Para Jobana Moya, o discurso xenófobo e de ódio aos imigrantes no Brasil é também estimulado pela mídia que aponta problemas econômicos de modo superficial, sem esmiuçar suas raízes, e dando visibilidade apenas a disputa de vagas em creches, escolas públicas, nos hospitais e nas vagas de emprego.
“Sabemos que o Brasil passa por uma crise econômica muito grande, que faltam empregos para todos, mas a culpa não é do imigrante e sim do Estado que aplica uma política de austeridade, reduzindo os acessos à saúde, à educação e isso aumenta o preconceito contra a gente. Alguns brasileiros nos vem como se estivéssemos tomando tais direitos”, disse Jobana.
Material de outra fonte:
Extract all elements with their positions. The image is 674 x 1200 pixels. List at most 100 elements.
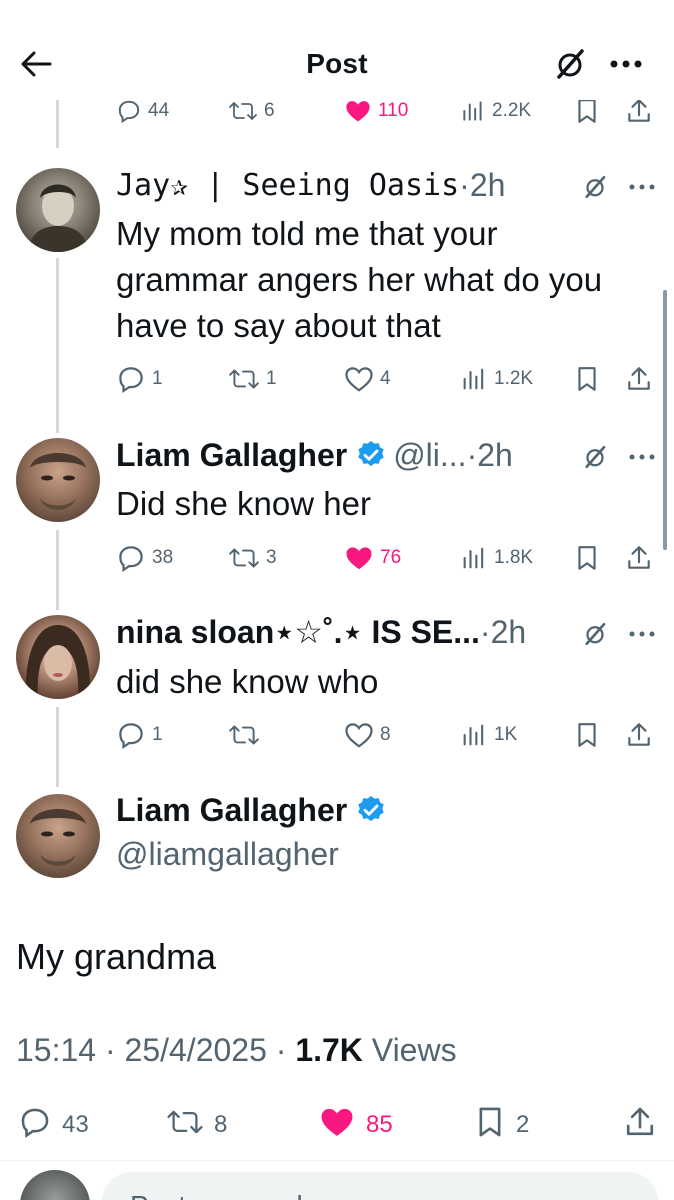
repost-icon — [228, 544, 260, 572]
share-icon — [626, 721, 652, 749]
like-button[interactable]: 4 — [344, 362, 391, 396]
repost-count: 8 — [214, 1111, 228, 1138]
tweet-header: Jay✰ | Seeing Oasis ·2h — [116, 163, 505, 207]
repost-button[interactable]: 3 — [228, 541, 277, 575]
grok-icon[interactable] — [552, 46, 588, 82]
grok-icon[interactable] — [580, 619, 610, 649]
share-icon — [624, 1105, 656, 1146]
bookmark-button[interactable] — [574, 541, 600, 575]
bookmark-icon — [474, 1105, 506, 1146]
meta-separator: · — [266, 1032, 296, 1068]
like-button[interactable]: 85 — [318, 1100, 393, 1150]
reply-button[interactable]: 1 — [116, 718, 163, 752]
share-button[interactable] — [624, 1100, 656, 1150]
reply-input[interactable]: Post your reply — [102, 1172, 658, 1200]
grok-icon[interactable] — [580, 172, 610, 202]
like-icon — [344, 721, 374, 749]
top-bar: Post — [0, 0, 674, 100]
bookmark-button[interactable] — [574, 718, 600, 752]
views-button[interactable]: 1K — [460, 718, 517, 752]
avatar[interactable] — [16, 168, 100, 252]
views-count: 1K — [494, 724, 518, 745]
views-label: Views — [371, 1032, 457, 1068]
share-icon — [626, 544, 652, 572]
like-button[interactable]: 8 — [344, 718, 391, 752]
display-name[interactable]: Jay✰ | Seeing Oasis — [116, 168, 459, 203]
grok-icon[interactable] — [580, 442, 610, 472]
bookmark-button[interactable]: 2 — [474, 1100, 529, 1150]
handle[interactable]: @li... — [393, 437, 466, 474]
tweet-meta: 15:14 · 25/4/2025 · 1.7K Views — [16, 1032, 457, 1069]
reply-count: 44 — [148, 100, 170, 121]
views-button[interactable]: 1.8K — [460, 541, 533, 575]
repost-count: 6 — [264, 100, 275, 121]
divider — [0, 1160, 674, 1161]
repost-button[interactable] — [228, 718, 266, 752]
thread-line — [56, 258, 59, 433]
views-count: 2.2K — [492, 100, 532, 121]
repost-button[interactable]: 1 — [228, 362, 277, 396]
display-name[interactable]: nina sloan⋆☆˚.⋆ IS SE... — [116, 613, 480, 651]
handle[interactable]: @liamgallagher — [116, 832, 339, 876]
bookmark-icon — [574, 544, 600, 572]
bookmark-icon — [574, 365, 600, 393]
more-icon[interactable] — [604, 46, 648, 82]
current-user-avatar[interactable] — [20, 1170, 90, 1200]
views-button[interactable]: 1.2K — [460, 362, 533, 396]
tweet-header: nina sloan⋆☆˚.⋆ IS SE... ·2h — [116, 610, 526, 654]
reply-placeholder: Post your reply — [130, 1190, 317, 1200]
like-count: 76 — [380, 547, 402, 568]
tweet-header: Liam Gallagher @li... ·2h — [116, 433, 513, 477]
reply-button[interactable]: 43 — [18, 1100, 89, 1150]
more-icon[interactable] — [624, 619, 660, 649]
avatar[interactable] — [16, 615, 100, 699]
share-button[interactable] — [626, 362, 652, 396]
like-button[interactable]: 76 — [344, 541, 401, 575]
reply-count: 38 — [152, 547, 174, 568]
share-button[interactable] — [626, 541, 652, 575]
avatar[interactable] — [16, 438, 100, 522]
more-icon[interactable] — [624, 172, 660, 202]
like-icon — [344, 98, 372, 124]
views-count[interactable]: 1.7K — [295, 1032, 363, 1068]
like-icon — [344, 544, 374, 572]
tweet-text: My mom told me that your grammar angers … — [116, 215, 603, 344]
bookmark-button[interactable] — [574, 362, 600, 396]
views-count: 1.8K — [494, 547, 534, 568]
post-date[interactable]: 25/4/2025 — [125, 1032, 267, 1068]
post-time[interactable]: 15:14 — [16, 1032, 96, 1068]
views-icon — [460, 721, 488, 749]
verified-icon — [355, 439, 387, 471]
timestamp[interactable]: ·2h — [467, 437, 513, 474]
reply-button[interactable]: 1 — [116, 362, 163, 396]
views-icon — [460, 365, 488, 393]
action-bar: 1 1 4 1.2K — [116, 362, 656, 396]
bookmark-icon — [574, 97, 600, 125]
reply-icon — [116, 543, 146, 573]
action-bar: 1 8 1K — [116, 718, 656, 752]
reply-button[interactable]: 38 — [116, 541, 173, 575]
bookmark-count: 2 — [516, 1111, 530, 1138]
share-button[interactable] — [626, 718, 652, 752]
display-name[interactable]: Liam Gallagher — [116, 792, 347, 829]
avatar[interactable] — [16, 794, 100, 878]
main-action-bar: 43 8 85 2 — [0, 1100, 674, 1150]
repost-icon — [228, 365, 260, 393]
more-icon[interactable] — [624, 442, 660, 472]
tweet-text: did she know who — [116, 663, 379, 700]
like-count: 4 — [380, 368, 391, 389]
timestamp[interactable]: ·2h — [459, 167, 505, 204]
like-count: 8 — [380, 724, 391, 745]
repost-button[interactable]: 8 — [166, 1100, 227, 1150]
like-icon — [318, 1105, 356, 1146]
reply-count: 1 — [152, 724, 163, 745]
reply-icon — [116, 720, 146, 750]
scrollbar[interactable] — [663, 290, 667, 550]
tweet-text: Did she know her — [116, 485, 371, 522]
display-name[interactable]: Liam Gallagher — [116, 437, 347, 474]
reply-count: 1 — [152, 368, 163, 389]
share-icon — [626, 365, 652, 393]
repost-count: 3 — [266, 547, 277, 568]
timestamp[interactable]: ·2h — [480, 614, 526, 651]
thread-line — [56, 530, 59, 610]
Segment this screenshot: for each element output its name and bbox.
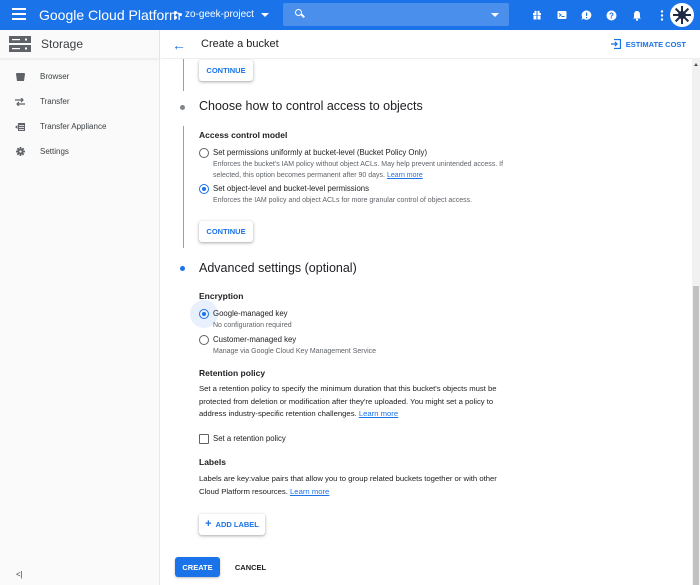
step-dot <box>180 105 185 110</box>
option-label: Set permissions uniformly at bucket-leve… <box>213 148 428 157</box>
option-description: No configuration required <box>213 322 292 329</box>
section-title-advanced: Advanced settings (optional) <box>199 261 357 275</box>
help-icon[interactable]: ? <box>599 7 624 23</box>
gear-icon <box>0 147 40 156</box>
labels-description: Labels are key:value pairs that allow yo… <box>199 474 497 496</box>
chevron-down-icon <box>260 12 269 17</box>
cancel-button[interactable]: CANCEL <box>228 557 273 577</box>
svg-text:?: ? <box>609 11 614 20</box>
labels-label: Labels <box>199 457 226 467</box>
radio-bucket-policy-only[interactable] <box>199 148 209 158</box>
collapse-sidebar-button[interactable]: <| <box>16 570 23 579</box>
option-description: Manage via Google Cloud Key Management S… <box>213 348 377 355</box>
page-title: Create a bucket <box>201 38 279 50</box>
sidebar-item-label: Settings <box>40 147 69 156</box>
learn-more-link[interactable]: Learn more <box>359 409 398 418</box>
continue-button-previous[interactable]: CONTINUE <box>199 60 253 81</box>
brand-title[interactable]: Google Cloud Platform <box>39 7 181 23</box>
sidebar-item-transfer[interactable]: Transfer <box>0 89 159 114</box>
project-name: zo-geek-project <box>185 9 254 20</box>
sidebar-item-label: Browser <box>40 72 70 81</box>
learn-more-link[interactable]: Learn more <box>387 172 423 179</box>
retention-policy-checkbox[interactable] <box>199 434 209 444</box>
access-control-model-label: Access control model <box>199 130 288 140</box>
step-dot-active <box>180 266 185 271</box>
page-header: ← Create a bucket ESTIMATE COST <box>161 30 700 59</box>
option-label: Set object-level and bucket-level permis… <box>213 184 370 193</box>
sidebar-item-settings[interactable]: Settings <box>0 139 159 164</box>
avatar[interactable] <box>670 3 694 27</box>
transfer-icon <box>0 97 40 106</box>
radio-customer-managed-key[interactable] <box>199 335 209 345</box>
option-description: Enforces the IAM policy and object ACLs … <box>213 197 473 204</box>
section-title-access: Choose how to control access to objects <box>199 99 423 113</box>
continue-button[interactable]: CONTINUE <box>199 221 253 242</box>
radio-google-managed-key[interactable] <box>199 309 209 319</box>
feedback-icon[interactable] <box>574 7 599 23</box>
search-icon <box>295 9 302 16</box>
create-bucket-form: CONTINUE Choose how to control access to… <box>161 59 692 585</box>
learn-more-link[interactable]: Learn more <box>290 487 329 496</box>
estimate-cost-button[interactable]: ESTIMATE COST <box>610 39 686 49</box>
sidebar-item-browser[interactable]: Browser <box>0 64 159 89</box>
search-dropdown-icon[interactable] <box>491 13 499 17</box>
estimate-cost-label: ESTIMATE COST <box>625 39 686 49</box>
option-description: Enforces the bucket's IAM policy without… <box>213 161 504 179</box>
cloud-shell-icon[interactable] <box>549 7 574 23</box>
avatar-logo-icon <box>673 6 691 24</box>
bucket-icon <box>0 72 40 81</box>
sidebar-header: Storage <box>0 30 159 59</box>
sidebar-title: Storage <box>41 37 84 51</box>
top-bar: Google Cloud Platform zo-geek-project ? <box>0 0 700 30</box>
option-label: Google-managed key <box>213 309 288 318</box>
scroll-up-arrow-icon[interactable] <box>694 63 698 66</box>
back-arrow-icon[interactable]: ← <box>172 37 186 53</box>
gift-icon[interactable] <box>524 7 549 23</box>
retention-policy-description: Set a retention policy to specify the mi… <box>199 384 497 418</box>
create-button[interactable]: CREATE <box>175 557 220 577</box>
sidebar-item-transfer-appliance[interactable]: Transfer Appliance <box>0 114 159 139</box>
checkbox-label[interactable]: Set a retention policy <box>213 434 286 443</box>
add-label-text: ADD LABEL <box>215 520 259 529</box>
radio-object-and-bucket-level[interactable] <box>199 184 209 194</box>
notifications-icon[interactable] <box>624 7 649 23</box>
retention-policy-label: Retention policy <box>199 368 266 378</box>
add-label-button[interactable]: + ADD LABEL <box>199 514 265 535</box>
hamburger-menu-icon[interactable] <box>12 8 26 22</box>
option-label: Customer-managed key <box>213 335 297 344</box>
sidebar: Storage Browser Transfer Transfer Applia… <box>0 30 160 585</box>
search-input[interactable] <box>283 3 509 26</box>
sidebar-item-label: Transfer Appliance <box>40 122 107 131</box>
project-icon <box>174 10 182 19</box>
project-selector[interactable]: zo-geek-project <box>174 9 269 20</box>
scrollbar-thumb[interactable] <box>693 286 699 585</box>
scrollbar[interactable] <box>692 59 700 585</box>
step-connector <box>183 59 184 91</box>
sidebar-item-label: Transfer <box>40 97 70 106</box>
estimate-cost-icon <box>610 39 621 49</box>
storage-icon <box>9 36 31 52</box>
step-connector <box>183 126 184 248</box>
plus-icon: + <box>205 518 212 530</box>
transfer-appliance-icon <box>0 122 40 131</box>
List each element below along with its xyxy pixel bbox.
Ela é membro da Equipe Base Warmis que faz parte do Organismo Internacional Convergência das Culturas e destaca que no Brasil sua cidadania é incompleta, já que é proibida de votar. “Não temos uma cidadania plena se não podemos votar”, denuncia. A Constituição brasileira determina que só brasileiros natos ou naturalizados podem votar.

Seminário também foi espaço de manifestação contra os discursos de ódio que vigaram em disputa presidencial, nas eleições de 2018

A violência na acolhida dos imigrantes também foi destaca por Abdul Jarour, refugiado há quatro anos no Brasil. Abdul deixou a Síria em guerra e veio buscar no Brasil a paz que lhe tiraram em seu país de origem.
“Há uma crise humanitária mundial. Hoje mais de 65 milhões de pessoas foram obrigadas a deixar seus países e estão deslocadas. Queremos chamar a atenção ao refúgio e imigração. Queremos falar sobre nossos direitos e sobre os direitos daqueles que nos apoiam, porque no Brasil, eles são criminalizados”, denunciou Abdul emocionado. Seu pai foi morto na guerra da Síria.
Abdul é membro da África do Coração, uma confederação que reúne migrantes de diversos países e que é responsável pelo maior evento esportivo voltado ao tema do refúgio, a Copa dos Refugiados. Ao seu lado, durante o Seminário, estava Enéias da Rosa, da Articulação para o Monitoramento dos Direitos Humanos no Brasil.
Enéias destacou que a fala dos imigrantes só atestam o atual cenário que o Brasil atravessa, de extrema polarização, com pautas conservadoras e retrógradas. “Há um avanço da agenda conservadora sobre o conceito de direitos e não cessa a manipulação de que direitos humanos só servem para bandido. Se as pessoas pensarem em direitos humanos de forma mais ampla, entendendo que eles incluem a escola dos seus filhos, o emprego, a habitação, a saúde elas podem avaliar melhor o que elas consideram que está sendo ou não garantido. Portanto, falar em direitos humanos é falar em direito à dignidade e falta o entendimento nesse sentido”, disse.
Para Fabiana Savero, presidenta do Conselho Nacional dos Direitos Humanos (CNDH), o Seminário foi um momento de fortalecimento da rede de atuação em defesa de migrantes e refugiados “que estão sofrendo diretamente os efeitos dos retrocessos nos direitos sociais no Brasil e do aumento dos discursos de ódio, de racismo e de xenofobia”.
O Seminário aconteceu nos dias 28 e 29 de setembro e foi patrocinado pelo Monitoramento dos Direitos Humanos no Brasil e articulado por diversas entidades que atuam em defesa dos direitos humanos, como Serviço Pastoral do Migrante (SPM), Rede Jubileu Sul Brasil e seu Balcão de Direitos, a Cáritas Arquidiocesana de São Paulo, a África do Coração e a Missão Paz.
Além da participação ativa dos imigrantes durante os trabalhos, as entidades envolvidas puderam no almoço provar do tempero haitiano de Vertulie Pierre Balthazar.